On February 1, 2021, the military junta seized power. Burmese citizens were stunned. Thiha had never engaged in activism, but when he heard the news he asked to leave work, walked down the street with friends, and joined a demonstration. His pro-democracy work had begun.

Chaos spread as quickly as oxygen. The police cracked down on protestors with lethal force. The junta released prisoners charged with violent crimes and allowed them to terrorize residents. Thiha joined a neighborhood watch, and his friend remembers receiving a call from Thiha after he had just chased away a boy with needle marks on his neck and a Molotov cocktail in his hand. The adolescent had been dropped off by a military vehicle and told to burn down the house of a firefighter. Such youths caused real destruction, yet Thiha speaks of the “attackers” with quotation marks. To him, they were poor street kids under the influence of drugs. 

Still, the chaos stymied Thiha’s creativity. He desperately needed time and space, but had neither. He was working, demonstrating, volunteering, and patrolling. His brother was living with him. Then his boss’s family moved in when their house was burned down. He developed a stomach ulcer and couldn’t eat properly.

This creative impasse slowly resolved as he became accustomed to a violent new normal. After nearly a year, he set up a small space in the corner of the crowded lodgings and began painting. He started posting his political art on social media while donating the profits from “easy to sell” art to the pro-democracy movement. These two forms of art became acts of resistance.

Painting by Thiha. Courtesy of the artist.

But it was dangerous. Thiha knew people who were detained or killed, and his name was circulating in local police stations. When one of his employers was arrested, Thiha knew it was time. He deleted his social media, hid his paintings, and with the support of the NGO Info Birmanie, fled to Thailand. 

Thiha arrived with only a small bag and no art supplies. He started volunteering his creativity, running art therapy workshops and creating a stop-motion video for Info Birmanie. But Thiha’s experience in Thailand was overshadowed by the agonizing wait for his visa to France, which he secured in December 2023. 

Creating Without Fear

Three Panel Cartoon on Myanmar.

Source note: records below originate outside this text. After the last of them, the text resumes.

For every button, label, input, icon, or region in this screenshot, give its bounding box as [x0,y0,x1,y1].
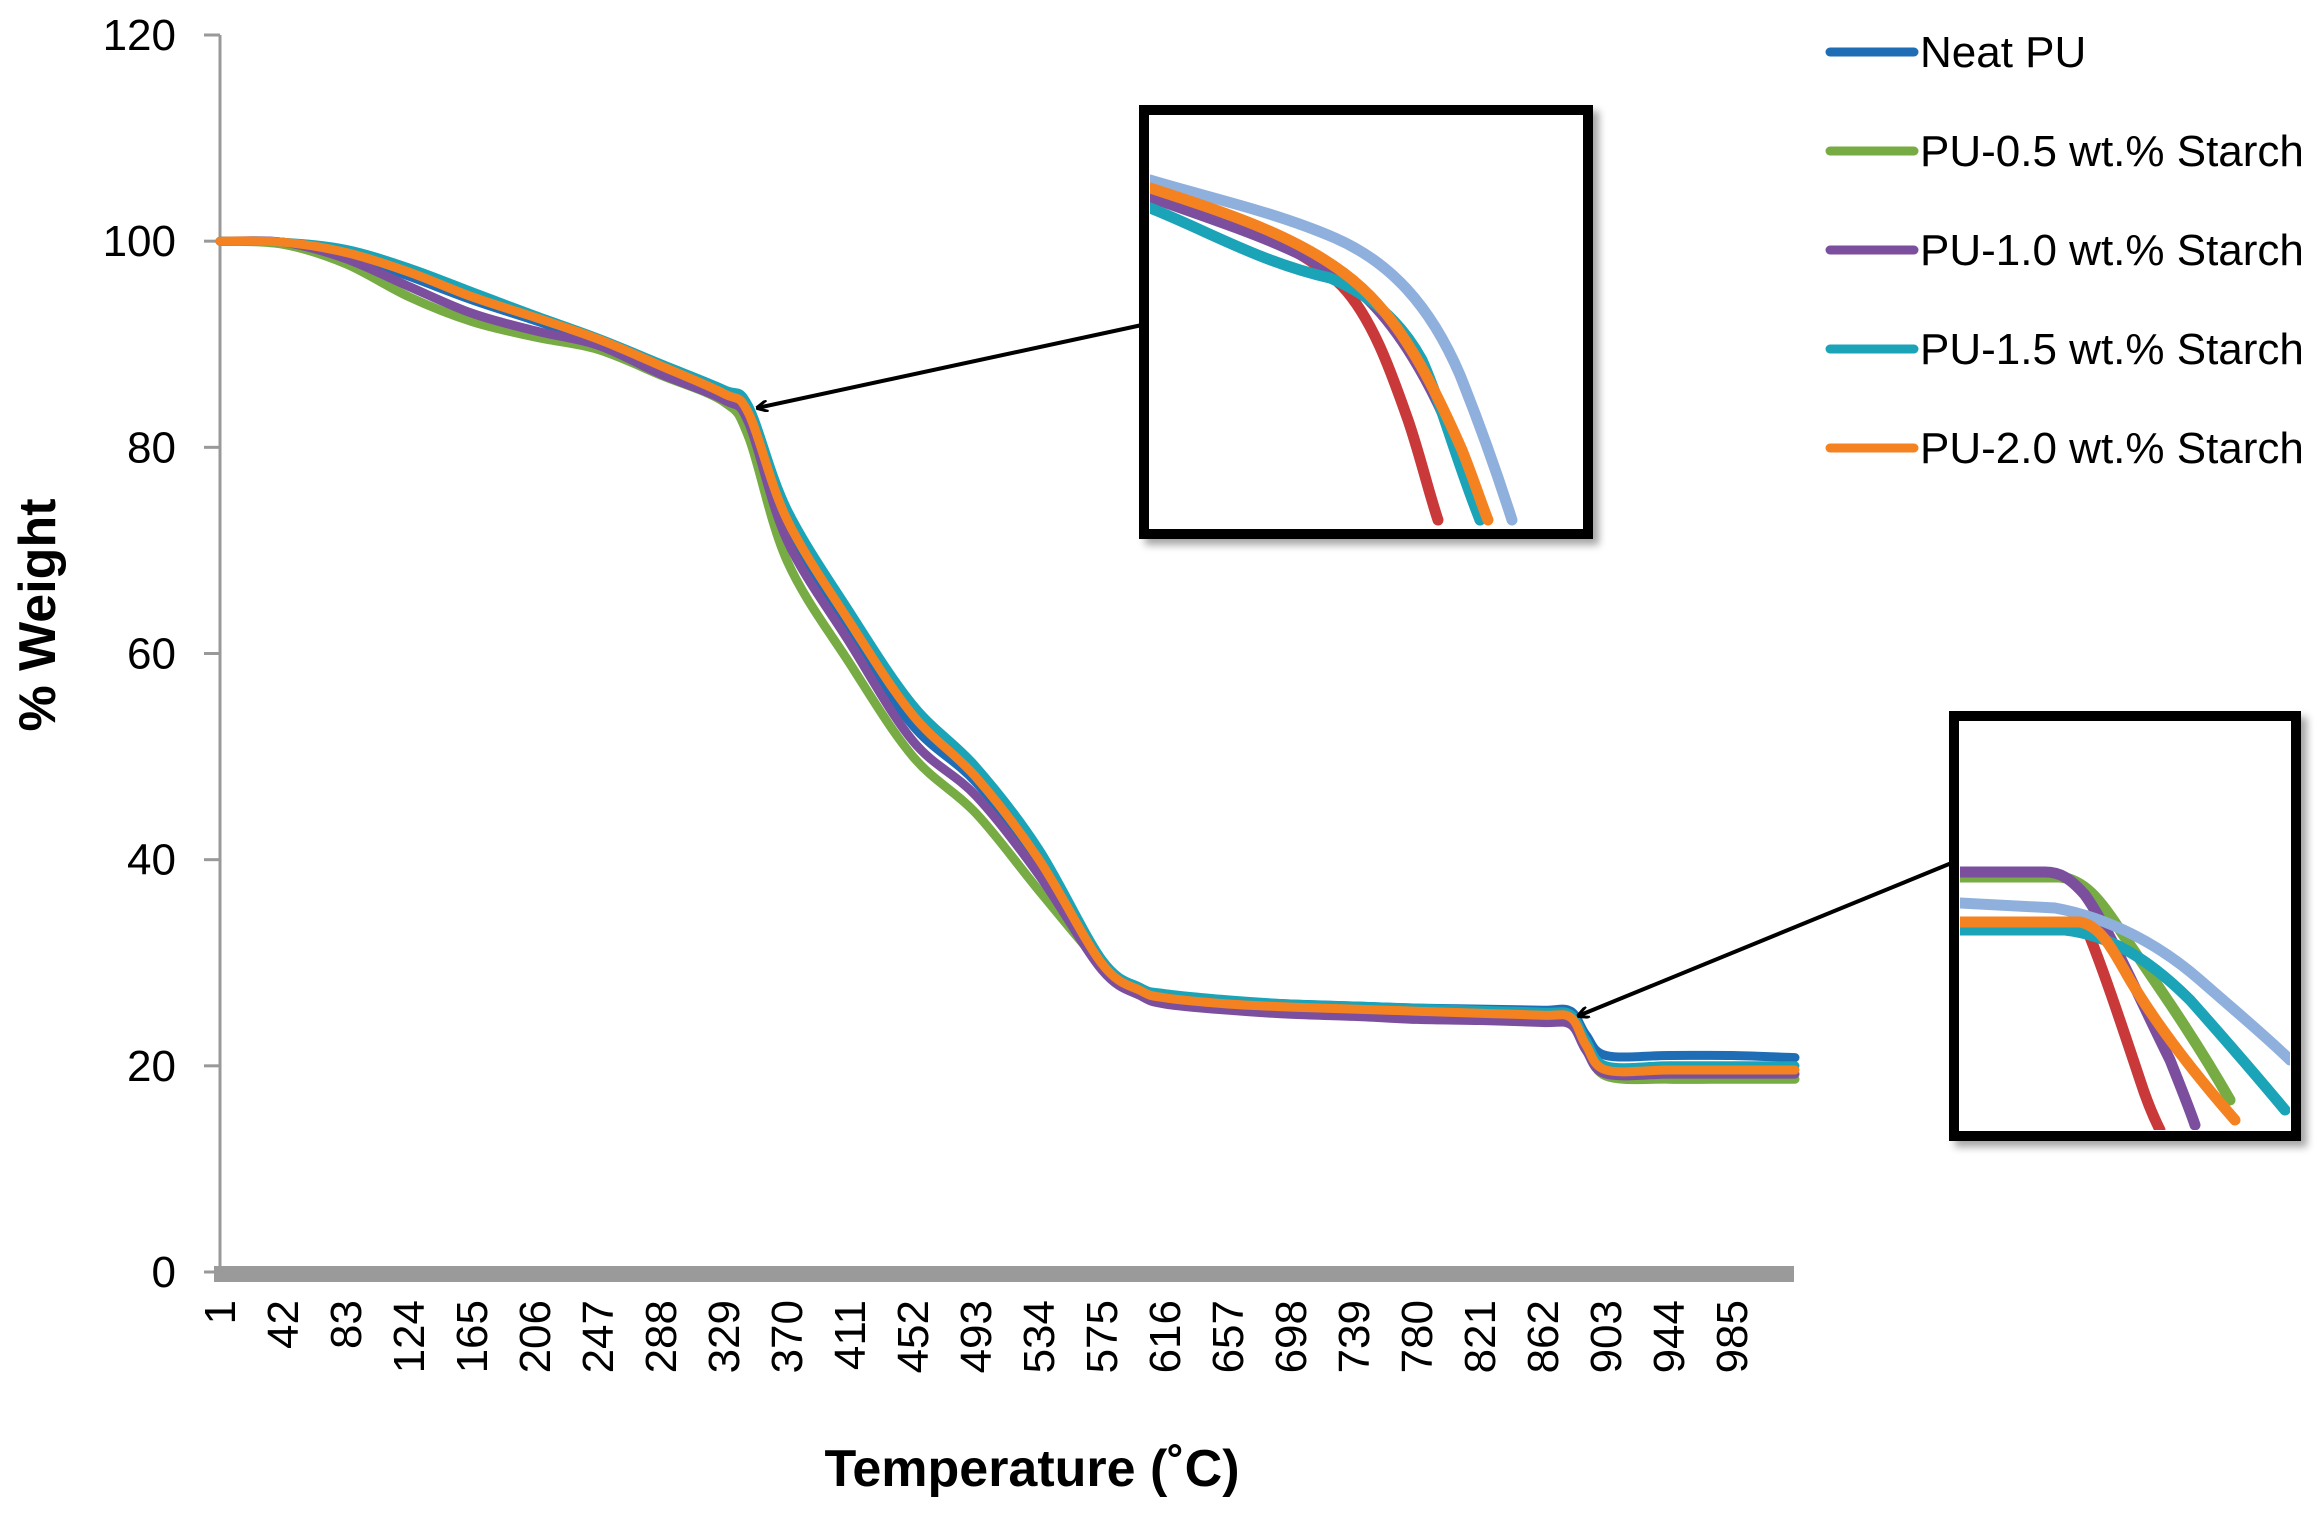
legend-label: PU-0.5 wt.% Starch [1920,127,2304,176]
x-tick-label: 329 [700,1300,749,1373]
legend-label: PU-1.5 wt.% Starch [1920,325,2304,374]
x-tick-group: 1 42 83 124 165 206 247 288 329 370 411 452 493 534 57… [196,1300,1757,1373]
x-tick-label: 903 [1582,1300,1631,1373]
x-tick-label: 206 [511,1300,560,1373]
x-tick-label: 862 [1519,1300,1568,1373]
zoom-inset-2 [1949,711,2301,1141]
x-tick-label: 83 [322,1300,371,1349]
zoom-arrow-1 [757,323,1143,408]
x-tick-label: 698 [1267,1300,1316,1373]
legend-label: PU-1.0 wt.% Starch [1920,226,2304,275]
x-tick-label: 821 [1456,1300,1505,1373]
y-tick-group: 0 20 40 60 80 100 120 [103,11,220,1297]
x-tick-label: 985 [1708,1300,1757,1373]
series-layer [215,236,1800,1085]
x-tick-label: 452 [889,1300,938,1373]
x-tick-label: 247 [574,1300,623,1373]
legend: Neat PU PU-0.5 wt.% Starch PU-1.0 wt.% Sta… [1825,28,2304,473]
x-tick-label: 739 [1330,1300,1379,1373]
zoom-arrow-2 [1578,860,1955,1016]
x-tick-label: 288 [637,1300,686,1373]
x-tick-label: 616 [1141,1300,1190,1373]
x-tick-label: 165 [448,1300,497,1373]
inset1-curve-orange [1150,182,1494,526]
y-tick-label: 80 [127,423,176,472]
x-axis-band [214,1266,1794,1282]
x-tick-label: 370 [763,1300,812,1373]
inset2-curve-red [2079,919,2166,1130]
legend-label: Neat PU [1920,28,2086,77]
y-tick-label: 60 [127,630,176,679]
x-tick-label: 534 [1015,1300,1064,1373]
y-axis-title: % Weight [9,498,67,731]
inset2-curve-orange [1960,916,2241,1126]
inset2-curve-light-blue [1960,897,2290,1066]
x-tick-label: 657 [1204,1300,1253,1373]
y-tick-label: 20 [127,1042,176,1091]
x-tick-label: 411 [826,1300,875,1370]
y-tick-label: 100 [103,217,176,266]
x-tick-label: 944 [1645,1300,1694,1373]
x-tick-label: 42 [259,1300,308,1349]
x-tick-label: 1 [196,1300,245,1324]
y-tick-label: 120 [103,11,176,60]
inset1-curve-light-blue [1150,174,1518,526]
x-tick-label: 124 [385,1300,434,1373]
legend-label: PU-2.0 wt.% Starch [1920,424,2304,473]
y-tick-label: 0 [152,1248,176,1297]
series-line-5 [215,236,1800,1077]
x-tick-label: 780 [1393,1300,1442,1373]
y-tick-label: 40 [127,836,176,885]
zoom-inset-1 [1139,105,1593,539]
x-axis-title: Temperature (˚C) [824,1440,1239,1498]
series-line-3 [215,236,1800,1081]
x-tick-label: 575 [1078,1300,1127,1373]
x-tick-label: 493 [952,1300,1001,1373]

Courtesy of the artist.

For the first time in Thiha’s life, he can create without fear of persecution or deportation. He is reunited with his partner and surrounded by people who encourage him to paint.

“To be safe is a huge freedom,” Thiha said. “When you can free your mind of the fear, you allow space for more creation.” 

But freedom isn’t without challenges. Half of Thiha’s heart remains in Myanmar. He worries for his family and friends. He speaks of homesickness as if it’s a privilege he’s too fortunate to indulge in because “each step of my [journey] leads me to a freer place, when my country went in the exact opposite… my art should be a message, one of the many stolen voices of Myanmar.”

That stolen voice is going to share the real story of his people. 

Thiha and a group of demonstrators in Paris marking three years since the Myanmar coup. Courtesy of the artist.

Emma Reynolds, February 1, 2024. Emma is the Coordinator for Protection Programs at Artists at Risk Connection. She has a master’s degree in international emergency management from Georgetown University and a master of fine arts in creative writing from Columbia University. She previously worked as an advocate for survivors of gender-based violence. She currently lives in New York City.